Teaching About the Holocaust
Today is Yom HaShoah.
Last night in Hebrew Gimmel we practiced using numbers in Hebrew, which also meant practicing grammar in a gendered language. We played games and made up phone numbers and tested each other on hearing the numbers correctly. We practiced knowing the numbers without needing to count up to them (as in there are 6 ducks without needing to count the first 5 because the way we tend to learn numbers is in ascending order). We worked with numbers in the wild, in modern Hebrew sentences we could translate.
Numbers matter.
When we transitioned into our Yom HaShoah Memorial Service, in both Hebrew and English, we looked at maps with much bigger numbers. The number of Jews living in places like Italy and Poland and Morocco and Syria and in the whole world in 1930 … and today.

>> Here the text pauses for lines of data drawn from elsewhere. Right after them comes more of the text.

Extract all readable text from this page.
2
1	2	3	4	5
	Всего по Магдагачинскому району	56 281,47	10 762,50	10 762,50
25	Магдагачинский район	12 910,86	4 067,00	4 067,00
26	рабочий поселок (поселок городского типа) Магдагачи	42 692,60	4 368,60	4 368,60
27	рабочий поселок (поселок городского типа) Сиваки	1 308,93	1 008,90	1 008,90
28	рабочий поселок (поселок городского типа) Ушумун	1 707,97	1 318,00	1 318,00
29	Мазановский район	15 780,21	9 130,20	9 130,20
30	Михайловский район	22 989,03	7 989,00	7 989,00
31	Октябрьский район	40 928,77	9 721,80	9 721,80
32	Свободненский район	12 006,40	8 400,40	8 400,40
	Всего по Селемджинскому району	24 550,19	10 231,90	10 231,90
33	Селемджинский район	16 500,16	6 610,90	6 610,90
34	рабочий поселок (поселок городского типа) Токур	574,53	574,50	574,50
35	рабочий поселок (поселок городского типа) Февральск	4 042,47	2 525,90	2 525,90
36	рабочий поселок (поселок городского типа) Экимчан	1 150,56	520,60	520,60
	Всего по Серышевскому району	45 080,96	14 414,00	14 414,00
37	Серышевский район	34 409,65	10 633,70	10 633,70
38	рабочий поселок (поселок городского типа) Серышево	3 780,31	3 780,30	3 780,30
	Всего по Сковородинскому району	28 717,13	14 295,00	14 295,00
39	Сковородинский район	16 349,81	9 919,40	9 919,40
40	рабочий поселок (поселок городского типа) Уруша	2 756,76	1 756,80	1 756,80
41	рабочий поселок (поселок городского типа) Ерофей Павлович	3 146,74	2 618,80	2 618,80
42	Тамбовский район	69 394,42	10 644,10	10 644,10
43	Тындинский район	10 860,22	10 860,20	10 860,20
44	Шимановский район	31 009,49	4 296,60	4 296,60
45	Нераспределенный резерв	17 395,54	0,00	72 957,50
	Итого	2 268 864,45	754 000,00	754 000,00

We learned a little more about Jews and Jewish life across Europe and the Middle East and North Africa in the 1920s and 30s. We looked closely at pictures of Chanukah parties and Purim costumes and Passover Seders and of kids playing and we saw ways we and those Jewish people of the past have a lot in common.
We remembered that antisemitism affects us and is not about us. That - like racism and homophobia and transphobia and hatred of anyone - hate lives in the person doing the hating. That hatred like this makes up reasons but is not because of reasons.
That means it’s our responsibility to do something about the hate and the biases and the suspicion and the lack of compassion or empathy when we feel it in us because it’s our problem - it’s about us. Our job to keep learning and to do something about the words or ideas that come out of us that have made up reasons.
However, we are not responsible for the hate and bias and suspicion and lack of compassion or empathy that is directed at us that lives in someone else. It affects us and is not about us.
It is our particular responsibility as Jews to remember the Jewish people who have been affected by antisemitism, to remember the vibrant Jewish lives - so much like ours - that were destroyed during the Holocaust, to remember their faces and their names and their stories. To remember that it was devastating, real, and that the traumas of the Holocaust reverberate in our own lives and communities. To grieve. To feel that loss.
To remember as well that hate spills over and spreads. That it was the Jewish people and it was also a lot of other people. There were stars and triangles and symbols inviting hate toward a mixed multitude during World War II. Some people used hate as an excuse - as a reason - for more hate.
And as much as it affected us and affects us still, being Jewish is and has always been about so much more than being hated.
Which is why we learn ALL of our history, and study all of our stories. Why we learn songs in Yiddish and Ladino and Hebrew. Why we make Jewish art and study Jewish art and learn about Jewish artists. Why we read books with Jewish characters by Jewish authors and talk about them in our Jewish book clubs.
Why we learn how to tell someone our phone number in Hebrew and how to write down their number correctly when they tell us theirs.
Because numbers matter and so does our language and most of all so does our ability to reach out and reach back to one another.
These are some of the ways we remember.